Back when I first learned to read, I noticed that men in the stories had a large variety of jobs, while women had a very limited choice - mother, nurse, teacher, airline stewardess, secretary. Even in science fiction it took awhile before I encountered stories with women who were pilots, doctors, professors, captains, owners of companies, soliders, admirals, or leaders of colonies. Once I did find an author who wrote about women working the same jobs as men (not in a spotlighted manner, but just as if it was perfectly normal in that society), I hunted for more of her or his work.

Representation is important.

I've blogged before about gender roles, mainly in fantasy. But this is a topic that bears repeating.

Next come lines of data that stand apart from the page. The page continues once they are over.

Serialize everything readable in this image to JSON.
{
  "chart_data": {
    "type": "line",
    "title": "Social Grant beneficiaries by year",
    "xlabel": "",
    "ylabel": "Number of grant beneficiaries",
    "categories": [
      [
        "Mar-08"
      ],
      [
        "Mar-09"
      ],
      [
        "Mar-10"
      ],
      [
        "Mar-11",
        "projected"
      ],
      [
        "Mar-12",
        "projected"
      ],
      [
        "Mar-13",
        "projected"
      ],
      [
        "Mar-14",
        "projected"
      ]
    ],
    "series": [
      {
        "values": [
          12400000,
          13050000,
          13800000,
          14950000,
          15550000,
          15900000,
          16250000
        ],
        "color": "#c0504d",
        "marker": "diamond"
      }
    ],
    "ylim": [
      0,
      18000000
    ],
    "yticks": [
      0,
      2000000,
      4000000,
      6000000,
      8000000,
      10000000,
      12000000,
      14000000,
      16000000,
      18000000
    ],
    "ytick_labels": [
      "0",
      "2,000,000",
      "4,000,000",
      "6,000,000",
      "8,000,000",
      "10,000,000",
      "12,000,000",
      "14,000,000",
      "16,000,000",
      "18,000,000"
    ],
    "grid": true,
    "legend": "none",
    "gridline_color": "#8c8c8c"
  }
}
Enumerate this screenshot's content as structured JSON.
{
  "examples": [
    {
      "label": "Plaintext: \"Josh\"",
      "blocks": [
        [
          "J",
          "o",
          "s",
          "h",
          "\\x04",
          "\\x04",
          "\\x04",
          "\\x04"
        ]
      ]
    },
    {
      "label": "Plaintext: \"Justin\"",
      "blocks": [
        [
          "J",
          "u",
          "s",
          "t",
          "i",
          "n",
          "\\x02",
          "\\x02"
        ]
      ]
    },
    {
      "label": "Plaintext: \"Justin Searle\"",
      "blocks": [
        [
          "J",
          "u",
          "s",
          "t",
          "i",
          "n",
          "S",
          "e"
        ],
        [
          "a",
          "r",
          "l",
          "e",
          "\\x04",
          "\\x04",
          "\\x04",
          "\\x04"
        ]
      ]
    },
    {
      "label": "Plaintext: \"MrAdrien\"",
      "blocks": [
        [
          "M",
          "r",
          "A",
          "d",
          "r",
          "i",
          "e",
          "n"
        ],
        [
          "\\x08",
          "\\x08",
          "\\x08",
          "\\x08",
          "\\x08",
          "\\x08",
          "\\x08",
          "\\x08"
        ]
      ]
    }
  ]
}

In the real world, the glass ceiling hasn't been completely broken yet, but the cracks are still spreading. Gendered terms for occupations have slowly dropped out of usage - authoress, stewardess, hostess, actress (still in use but slowly fading). I don't automatically assume a doctor is male. I have worked with nursing students at a university long enough to know that not all nurses are female, either.

So where could someone come up with a list of occupations to use in a science fiction world? I start with what jobs exist in the present and spin off from there. The Occupational Outlook Handbook details numerous jobs in the U.S. Seventh Sanctum has a page of generators. The one under Classes/Professions allows you to choose a category (cyberpunk, fantasy, science fiction, or steampunk) and create a list of occupations for that universe.

Role models don't always have to be the main character. What about secondary or background characters? When I need a walkon character - someone to do something to help the main character (or villain) and not be seen again - someone identified by a occupation, I'll choose the occupation first, and then decide, does this character need to be a man or a woman? Does it matter? And if it doesn't matter to the story, why not a woman?

When you read, do you occasionally check to see how many male characters are mentioned versus how many female? Do you notice their occupations?


  1. A good topic, Kathy. If you remember Robert Heinlein, he went to considerable lengths to have females in all roles, such as doctor, pilot, warrior.
    One of my protagonists starts the story as a 15 year old girl taken into slavery, who ends up as the war leader of her people.
    In my current work, the main hero happens to be male (in this life), but in fact his wife is the stronger person, and when he temporarily collapses under the strain, she takes over.


  2. Good one. In Larry's first sci-fi book, THE McGREGOR CHRONICLES: BOOK 1- SAVING MIKE, the male protagonist has to give up his ship to a female pilot. She ends up saving him. In BOOK 3 - ALIEN INVASION, the sister in the family has to step up to the command position.

  3. Interesting subject, Kathy. I haven't really thought about it, until now. I like to write about male characters. Maybe it's because I have three sons. I'll have to look at the books I read and write now. You've made me curious.